According to Tang, the company is considering giving task takers a reward of 0.3% to 0.5% of its service fee to encourage more members to take up tasks. “We are looking to reward our task takers who provide excellent services. If they fulfil the requirements of the company, we will make them a special member who enjoys a reward from each successful match. We are still ironing out the details,” he says, adding that the requirements include speed and accuracy. 

How does the platform ensure that the transactions are executed in a secure manner? Tang says the team’s experience in e-commerce has taught them a lot about security measures when it comes to cross-border transactions. Their experience can be applied to building a P2P money transfer matching platform. 

“Moreover, we have to comply with the regulatory requirements of each country. We conduct the Know Your Customer (KYC) process for each membership application,” he says. 

“It is easy to complete the KYC procedure in Taiwan as it can be done online. During the registration process, we receive the mobile number and identity card details of the individual. 

“Then, we send an activation code to the mobile number to verify the identity of the person. We also verify the personal information that the individual submits. The whole process takes about 30 minutes. If all checks out, the individual becomes one of our members.”

The KYC procedures present a challenge for CherryPay.
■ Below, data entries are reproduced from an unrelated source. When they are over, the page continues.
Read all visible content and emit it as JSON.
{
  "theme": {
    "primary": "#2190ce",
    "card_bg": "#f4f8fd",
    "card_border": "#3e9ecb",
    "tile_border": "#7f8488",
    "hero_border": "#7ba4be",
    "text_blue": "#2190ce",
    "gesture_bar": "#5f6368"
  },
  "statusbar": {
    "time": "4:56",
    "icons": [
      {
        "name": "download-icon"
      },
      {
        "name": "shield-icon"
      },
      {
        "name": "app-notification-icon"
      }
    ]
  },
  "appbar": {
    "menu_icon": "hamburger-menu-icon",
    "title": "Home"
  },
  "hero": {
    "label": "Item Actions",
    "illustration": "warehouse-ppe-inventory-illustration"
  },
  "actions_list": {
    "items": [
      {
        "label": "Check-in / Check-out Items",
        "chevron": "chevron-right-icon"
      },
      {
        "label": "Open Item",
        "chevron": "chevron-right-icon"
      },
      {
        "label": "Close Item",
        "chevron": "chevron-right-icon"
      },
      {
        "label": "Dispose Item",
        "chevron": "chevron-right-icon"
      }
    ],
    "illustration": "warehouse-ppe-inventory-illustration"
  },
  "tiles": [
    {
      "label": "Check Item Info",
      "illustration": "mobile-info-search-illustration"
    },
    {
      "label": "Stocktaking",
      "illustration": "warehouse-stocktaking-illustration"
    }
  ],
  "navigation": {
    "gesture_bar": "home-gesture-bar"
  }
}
As the company expands to more countries in Southeast Asia, it has to comply with the laws and regulations of each country. In some countries, the KYC process needs to be performed physically at the counter and this may prolong the registration process. 

“This will be a challenge for the company as we do not want a lengthy registration process that may increase our overhead costs and deter people from signing up for our service. However, we believe that a breakthrough is possible. After all, financial technology (fintech) and regulatory technology (regtech) are all about improving current practices. We think performing KYC online will be possible in other Southeast Asian countries soon,” says Tang. 

CherryPay’s target users are travellers, online traders, students and foreign workers. Tang says these are the people who have constant need for foreign currencies and they need a cheaper and quicker as well as secure alternative to remit funds. CherryPay is the right platform for these groups to access this service. 

Currently, only residents of Taiwan can put in a task request while residents of China and other countries can take up the requests. CherryPay is working to allow the residents of other countries to put in task requests too. The company will need to establish a subsidiary on the ground to manage the KYC process before people can apply for membership and sign up to be a task requester. 

Expansion to other countries is in the pipeline, says Tang. “Asia generates more than US$250 billion in annual remittance flows. As a start, we are focusing on the remittance markets in East Asia and Southeast Asia.

“We have already found partners in Japan, Thailand and the Philippines, so things will progress more quickly in these countries than in others. We also plan to expand to Malaysia and Singapore.”